Astronomy news for 9 days starting Friday, February 27, 2004.
Skylights will next appear on Sunday, March 7.
The Moon waxes through its gibbous
phase during this extended period, beginning with first quarter
on Friday, February 27 (during mid evening in North America), and
full on Saturday, March 6 (just before moonrise). The evening
of Monday the 1st, the Moon will be seen to the north of Saturn, while on
the nights of Friday the 5th and Saturday the 6th it will bracket
much brighter Jupiter.
This week, on the night of Wednesday March 3rd, Jupiter passes
opposition with the Sun, when it
rises at sunset, sets at sunrise, crosses the meridian to the south
at midnight (roughly when formal opposition is actually taking
place), and is in the middle of its
retrograde, or backward, motion. About two hours after
sundown, around 8 PM, Saturn crosses the meridian. Then only three
hours before Jupiter comes into formal solar opposition, Mercury passes
its superior conjunction with the Sun, when it is on the other side
of the Sun from us and completely invisible.
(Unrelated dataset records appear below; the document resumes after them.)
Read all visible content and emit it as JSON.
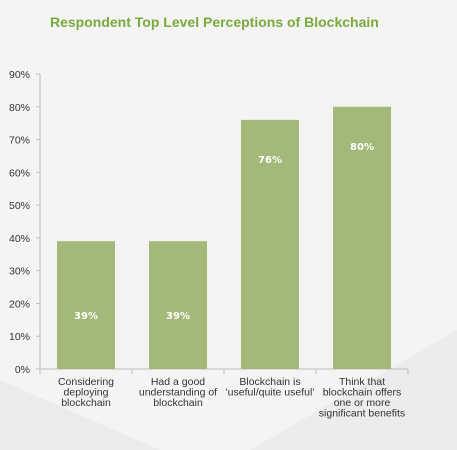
{
  "chart_data": {
    "type": "bar",
    "title": "Respondent Top Level Perceptions of Blockchain",
    "categories": [
      [
        "Considering",
        "deploying",
        "blockchain"
      ],
      [
        "Had a good",
        "understanding of",
        "blockchain"
      ],
      [
        "Blockchain is",
        "'useful/quite useful'"
      ],
      [
        "Think that",
        "blockchain offers",
        "one or more",
        "significant benefits"
      ]
    ],
    "values": [
      39,
      39,
      76,
      80
    ],
    "data_labels": [
      "39%",
      "39%",
      "76%",
      "80%"
    ],
    "ylim": [
      0,
      90
    ],
    "yticks": [
      0,
      10,
      20,
      30,
      40,
      50,
      60,
      70,
      80,
      90
    ],
    "ytick_labels": [
      "0%",
      "10%",
      "20%",
      "30%",
      "40%",
      "50%",
      "60%",
      "70%",
      "80%",
      "90%"
    ],
    "grid": false,
    "colors": {
      "bar": "#a3b97a",
      "title": "#79aa3b",
      "axis": "#bdbdbd"
    }
  }
}
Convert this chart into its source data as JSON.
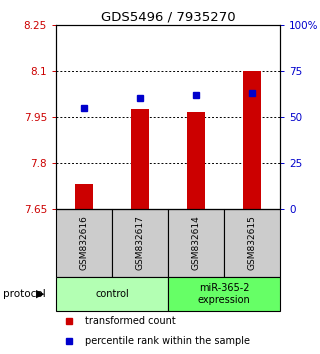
{
  "title": "GDS5496 / 7935270",
  "samples": [
    "GSM832616",
    "GSM832617",
    "GSM832614",
    "GSM832615"
  ],
  "groups": [
    {
      "name": "control",
      "color": "#b3ffb3",
      "samples": [
        0,
        1
      ]
    },
    {
      "name": "miR-365-2\nexpression",
      "color": "#66ff66",
      "samples": [
        2,
        3
      ]
    }
  ],
  "transformed_counts": [
    7.73,
    7.975,
    7.965,
    8.1
  ],
  "percentile_ranks": [
    55,
    60,
    62,
    63
  ],
  "bar_bottom": 7.65,
  "ylim": [
    7.65,
    8.25
  ],
  "yticks_left": [
    7.65,
    7.8,
    7.95,
    8.1,
    8.25
  ],
  "yticks_right": [
    0,
    25,
    50,
    75,
    100
  ],
  "left_color": "#cc0000",
  "right_color": "#0000cc",
  "bar_color": "#cc0000",
  "dot_color": "#0000cc",
  "bg_color": "#ffffff",
  "sample_bg": "#cccccc",
  "gridline_ticks": [
    7.8,
    7.95,
    8.1
  ]
}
Meanwhile, Mars and brilliant
Venus hang out
in the western sky drawing ever closer, Venus now setting around
9:30, Mars two hours later, the early evening sky now containing
all the ancient planets but Mercury.
As a special treat, the week gives us February 29, this "leap
year" occurring only once every four years. The purpose is to
reconcile the days in the calendar to the actual length of the
year, which is close to 365 and a quarter days long. Over a four
year period, the calendar therefore averages 365.25 days. The
problem is that the actual number of days in the year is
365.2422..., so given this simple system (of the original Julian
calendar, after Julius
Caesar), the dates of the equinoxes and solstices creep
forward. This problem is solved in our Gregorian
calendar (after Pope Gregory
XIII of the late 16th century) by dropping leap years in
century years not divisible by 400. Thus 1900 (which falls on the
four year cycle), was not a leap year, 2000 was, and 2100 will not
be. The result is a 400 year average of 365.2425 days, very close
What dominates the early evening sky now more than anything else is
Orion (which is starting to slip
a bit west) and his two hunting dogs, Canis Major (the Larger Dog, with Sirius, the brightest star of the
sky) and Canis Minor (the Smaller
Dog, with Procyon). With Orion's
reddish Betelgeuse, these two
stars make the prominent "Winter
Triangle," Procyon east of Betelgeuse, Sirius to the southeast.
Due west of Sirius is the box-like set of stars that make Lepus, the Hare, while directly
below Lepus find the flat triangle that forms Columba, the Dove.